An excerpt from the January 10, 2017, NYT editorial board opinion piece on DeVos:
As the Senate races forward with confirmation hearings this week, the spottiest disclosures have come from wealthy private-sector nominees with no governing experience and many potential conflicts. In other words, the people most in need of a complete ethics review.
Exhibit A is Betsy DeVos, a billionaire and education lobbyist who is President-elect Donald Trump’s pick for education secretary. Ms. DeVos’s finances are a tangle that could take weeks to investigate. Despite that, Republicans had set her confirmation hearing for Wednesday. But late Monday night, they pushed it back to next Tuesday. …
[DeVos and her hisband Dick] have investments in some 250 companies registered to a single Grand Rapids, Mich., address…. [The DeVos] investments could take weeks for the ethics office to research. Already, though, there are reports that the DeVoses are indirect investors in Social Finance Inc., a private company that refinances student loans. Private lenders like Social Finance are banned from most of the direct student lending market; their lobbyists have already written to the Trump transition team pitching to change that.

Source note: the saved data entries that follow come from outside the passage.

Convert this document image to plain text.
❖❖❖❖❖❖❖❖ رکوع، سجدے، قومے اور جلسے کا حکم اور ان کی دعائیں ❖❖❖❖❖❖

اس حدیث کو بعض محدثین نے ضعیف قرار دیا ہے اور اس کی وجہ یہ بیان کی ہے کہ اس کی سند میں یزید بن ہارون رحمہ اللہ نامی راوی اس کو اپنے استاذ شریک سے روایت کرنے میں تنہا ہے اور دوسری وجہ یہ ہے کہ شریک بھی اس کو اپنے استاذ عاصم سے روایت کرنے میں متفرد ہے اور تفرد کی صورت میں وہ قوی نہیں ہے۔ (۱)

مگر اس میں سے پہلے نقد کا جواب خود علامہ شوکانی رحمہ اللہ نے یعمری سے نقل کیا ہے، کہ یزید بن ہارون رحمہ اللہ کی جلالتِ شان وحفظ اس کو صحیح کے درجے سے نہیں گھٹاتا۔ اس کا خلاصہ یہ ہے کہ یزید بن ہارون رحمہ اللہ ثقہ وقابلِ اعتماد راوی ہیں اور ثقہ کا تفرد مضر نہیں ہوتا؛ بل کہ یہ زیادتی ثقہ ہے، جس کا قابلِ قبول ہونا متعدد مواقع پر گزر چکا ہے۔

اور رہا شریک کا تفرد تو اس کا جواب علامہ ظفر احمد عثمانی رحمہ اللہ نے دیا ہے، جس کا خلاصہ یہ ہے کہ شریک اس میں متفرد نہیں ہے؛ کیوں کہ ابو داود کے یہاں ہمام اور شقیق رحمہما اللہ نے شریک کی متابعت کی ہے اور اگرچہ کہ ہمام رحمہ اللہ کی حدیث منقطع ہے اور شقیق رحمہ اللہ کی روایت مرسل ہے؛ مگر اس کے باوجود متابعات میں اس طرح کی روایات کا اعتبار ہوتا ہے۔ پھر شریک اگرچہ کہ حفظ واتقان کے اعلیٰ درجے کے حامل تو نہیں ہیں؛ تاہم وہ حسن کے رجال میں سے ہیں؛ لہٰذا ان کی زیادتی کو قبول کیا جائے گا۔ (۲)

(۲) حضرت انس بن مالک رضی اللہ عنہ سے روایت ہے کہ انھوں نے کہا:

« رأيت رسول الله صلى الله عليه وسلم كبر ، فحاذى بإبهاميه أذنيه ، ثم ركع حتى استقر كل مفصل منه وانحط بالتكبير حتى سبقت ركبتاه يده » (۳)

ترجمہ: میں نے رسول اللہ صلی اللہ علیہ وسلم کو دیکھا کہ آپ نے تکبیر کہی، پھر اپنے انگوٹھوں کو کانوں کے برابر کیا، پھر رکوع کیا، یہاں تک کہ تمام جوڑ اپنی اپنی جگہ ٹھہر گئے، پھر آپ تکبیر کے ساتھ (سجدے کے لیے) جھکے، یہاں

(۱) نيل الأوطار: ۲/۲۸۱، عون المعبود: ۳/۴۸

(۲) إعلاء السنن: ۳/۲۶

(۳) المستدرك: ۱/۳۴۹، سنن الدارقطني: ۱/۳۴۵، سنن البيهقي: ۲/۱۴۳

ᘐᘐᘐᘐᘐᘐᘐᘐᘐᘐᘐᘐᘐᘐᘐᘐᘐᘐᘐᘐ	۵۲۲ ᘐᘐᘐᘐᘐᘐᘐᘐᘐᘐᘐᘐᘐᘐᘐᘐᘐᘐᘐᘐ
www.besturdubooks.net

The NYT editorial board then questions whether DeVos also has a financial stake in for-profit colleges or ed tech operations. Such information should be clear– and in the public eye– prior to a Senate vote on her confirmation.
And, as the NYT editorial board continues, there’s the damaging DeVos influence on public education in Michigan:
…She has poured money into charter schools advocacy, winning legislative changes that have reduced oversight and accountability. About 80 percent of the charter schools in Michigan are operated by for-profit companies, far higher than anywhere else. She has also argued for shutting down Detroit public schools, with the system turned over to charters or taxpayer money given out as vouchers for private schools. In that city, charter schools often perform no better than traditional schools, and sometimes worse.
The NYT editorial board wonders what the rush is to bring to a vote nominees whose backgrounds remain incompletely examined.
It’s a critical question.
The NYT ed board thinks the speedy confirmations are to catch Republican Senators before a handful express their doubts and think for themselves when voting.
That surely is how it seems– which means it is up to the public to apply continued pressure for a fully-informed Senate prior to the DeVos vote.